Un día descubrí por casualidad La doctrina secreta de madame Blavatsky en una librería de viejo del Raval, regentada por un alemán que supo venderme el producto: libros ignotos, editados a principios del XX; ejemplares únicos cuya sabiduría abría las puertas a la comprensión más profunda de la realidad. Solo diré que le compré los seis volúmenes de La doctrina secreta de Blavatsky, así como el Tratado Elemental de Ciencias Ocultas, de Papus (Doctor G. Encausse) y el volumen Los grandes iniciados, de Shure. Antes de meterlos en la mochila conocía el poder salvífico de aquellos libros.

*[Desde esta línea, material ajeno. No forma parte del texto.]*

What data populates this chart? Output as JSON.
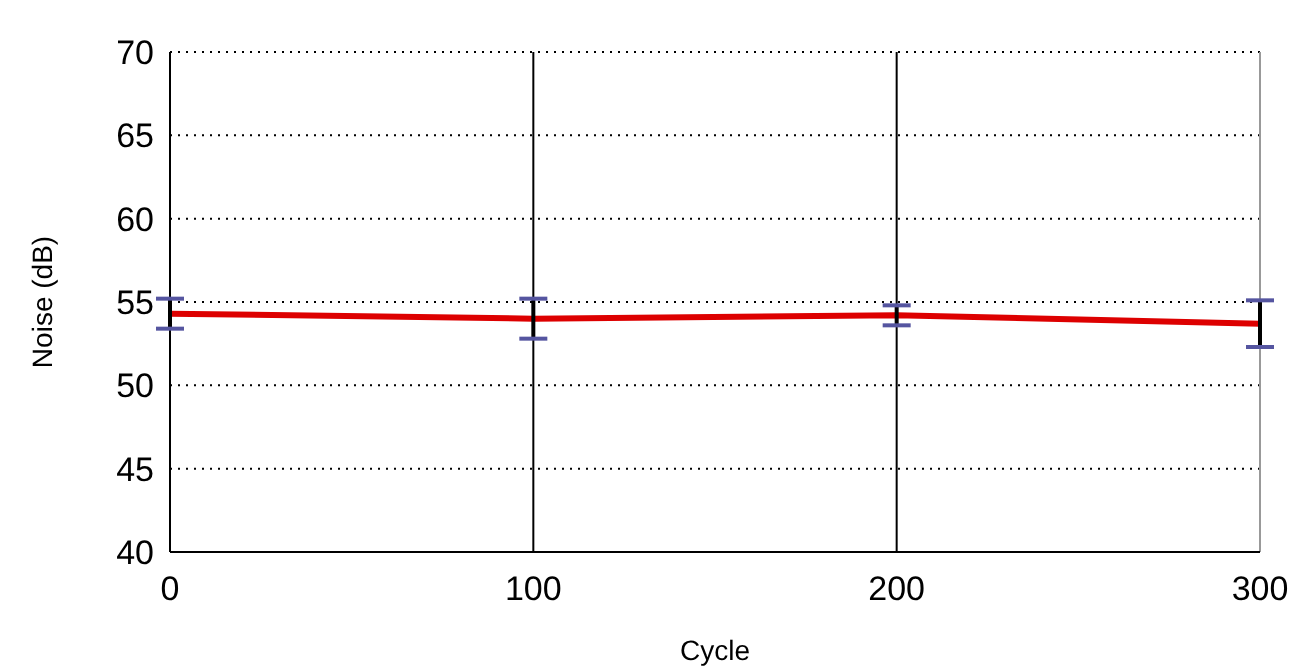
{
  "chart_data": {
    "type": "line",
    "xlabel": "Cycle",
    "ylabel": "Noise (dB)",
    "x": [
      0,
      100,
      200,
      300
    ],
    "series": [
      {
        "color": "#dd0000",
        "values": [
          54.3,
          54.0,
          54.2,
          53.7
        ],
        "errors": [
          0.9,
          1.2,
          0.6,
          1.4
        ]
      }
    ],
    "xlim": [
      0,
      300
    ],
    "xticks": [
      0,
      100,
      200,
      300
    ],
    "ylim": [
      40,
      70
    ],
    "yticks": [
      40,
      45,
      50,
      55,
      60,
      65,
      70
    ],
    "grid": true,
    "marker": "none",
    "line_style": "solid"
  }
}
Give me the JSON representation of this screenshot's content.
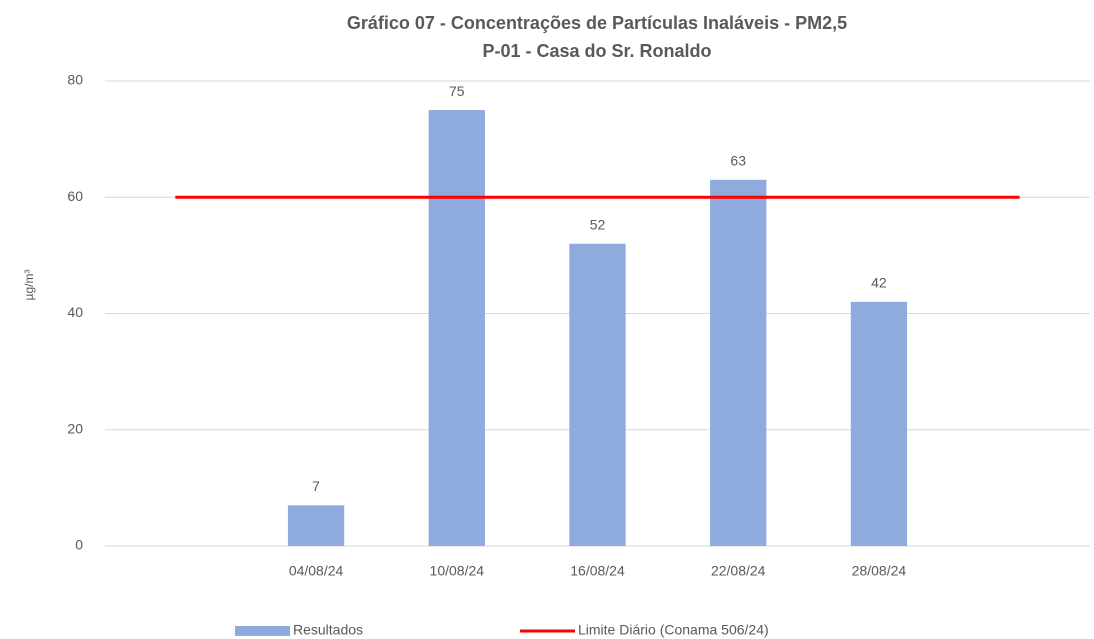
{
  "chart_data": {
    "type": "bar",
    "title": "Gráfico 07  - Concentrações de Partículas Inaláveis - PM2,5",
    "subtitle": "P-01 - Casa do Sr. Ronaldo",
    "y_label": "µg/m³",
    "categories": [
      null,
      "04/08/24",
      "10/08/24",
      "16/08/24",
      "22/08/24",
      "28/08/24",
      null
    ],
    "series": [
      {
        "name": "Resultados",
        "type": "bar",
        "color": "#8faadc",
        "values": [
          null,
          7,
          75,
          52,
          63,
          42,
          null
        ]
      },
      {
        "name": "Limite Diário (Conama 506/24)",
        "type": "line",
        "color": "#ff0000",
        "values": [
          60,
          60,
          60,
          60,
          60,
          60,
          60
        ]
      }
    ],
    "ylim": [
      0,
      80
    ],
    "yticks": [
      0,
      20,
      40,
      60,
      80
    ],
    "grid": true,
    "legend": "bottom"
  }
}
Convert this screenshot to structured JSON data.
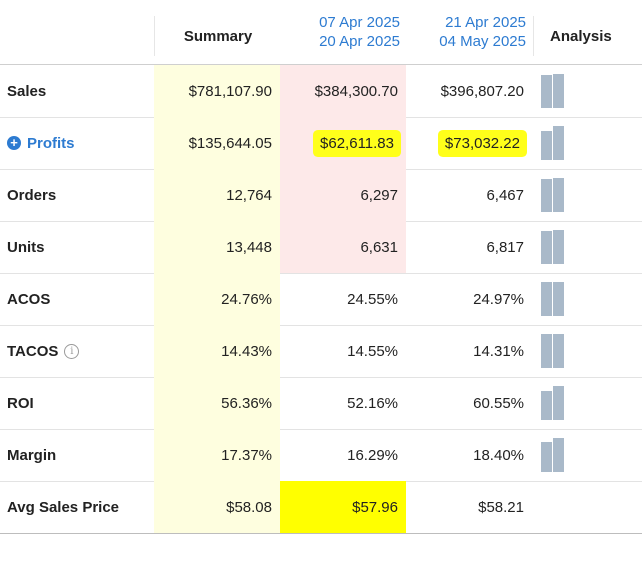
{
  "header": {
    "summary": "Summary",
    "period1_start": "07 Apr 2025",
    "period1_end": "20 Apr 2025",
    "period2_start": "21 Apr 2025",
    "period2_end": "04 May 2025",
    "analysis": "Analysis"
  },
  "rows": [
    {
      "label": "Sales",
      "summary": "$781,107.90",
      "p1": "$384,300.70",
      "p2": "$396,807.20",
      "bars": [
        0.49,
        0.51
      ]
    },
    {
      "label": "Profits",
      "summary": "$135,644.05",
      "p1": "$62,611.83",
      "p2": "$73,032.22",
      "bars": [
        0.46,
        0.54
      ]
    },
    {
      "label": "Orders",
      "summary": "12,764",
      "p1": "6,297",
      "p2": "6,467",
      "bars": [
        0.49,
        0.51
      ]
    },
    {
      "label": "Units",
      "summary": "13,448",
      "p1": "6,631",
      "p2": "6,817",
      "bars": [
        0.49,
        0.51
      ]
    },
    {
      "label": "ACOS",
      "summary": "24.76%",
      "p1": "24.55%",
      "p2": "24.97%",
      "bars": [
        0.5,
        0.5
      ]
    },
    {
      "label": "TACOS",
      "summary": "14.43%",
      "p1": "14.55%",
      "p2": "14.31%",
      "bars": [
        0.5,
        0.5
      ]
    },
    {
      "label": "ROI",
      "summary": "56.36%",
      "p1": "52.16%",
      "p2": "60.55%",
      "bars": [
        0.46,
        0.54
      ]
    },
    {
      "label": "Margin",
      "summary": "17.37%",
      "p1": "16.29%",
      "p2": "18.40%",
      "bars": [
        0.47,
        0.53
      ]
    },
    {
      "label": "Avg Sales Price",
      "summary": "$58.08",
      "p1": "$57.96",
      "p2": "$58.21"
    }
  ],
  "icons": {
    "expand": "+",
    "info": "i"
  },
  "colors": {
    "accent": "#2d7bd1",
    "summary_bg": "#fefedf",
    "period1_bg": "#fde9e9",
    "highlight": "#ffff00",
    "bar": "#a9b9c9"
  }
}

Ciertamente no pretendía iniciar una senda espiritual hacia la verdad intemporal; tampoco necesitaba llenar un vacío interior, ni encontrar argumentos contra la ciencia empírica. El valor de aquellos libros residía en su potencial inspirador. En este caso, me ayudaron a superar la asignatura Filosofía de la Naturaleza, cuyo planteamiento era tan ambiguo que me permitió jugar con estos temas. El profesor defendía que el verdadero conocimiento del mundo no puede proporcionarlo la ciencia positiva, sino la metafísica. ¿Y qué distancia separa la metafísica de la ciencia oculta, si uno sabe cómo enturbiar los conceptos y hacerlos compatibles? Los científicos, solía decir el profesor, son una especie de fontaneros del universo, poco más que meros soportes técnicos: arreglan los escapes de las cañerías, pero no explican el por qué de la existencia de las cañerías ni el origen del agua que fluye por ellas. Para acceder a la Verdad con mayúscula hay que superar la apariencia y descubrir la razón última de las cosas. ¿Y dónde reside esa última razón? ¿En la metafísica? ¿En el ocultismo? ¡Allí estaba madame Blavatsky para echarme una mano!

«El conocimiento de este bajo mundo, dime, amigo, ¿qué es?, ¿falso o verdadero? ¿Qué mortal se cuida de distinguir lo falso? ¿Qué mortal conoció jamás lo verdadero?», escribió Blavatsky en La doctrina secreta.

¿Será necesario añadir que mi trabajo se saldó con un diez, a pesar de que no dejé traslucir ni por un momento mi punto de vista sobre el tema? La ambigüedad es también un magnífico recurso para ocultar lo que se sabe y disimular lo que se ignora. Y como en aquella ocasión estaba convencido de que el profesor no iba a leerse los seis volúmenes de La doctrina secreta, no me importó mencionar a madame Blavatsky en la bibliografía.


[1] Quien se interese por las vicisitudes de esta tropa, debe consultar el libro de Peter Washington El mandril de Madame Blavatsky. Historia de la Teosofía y del Gurú Occidental (Ediciones Destino, 1995).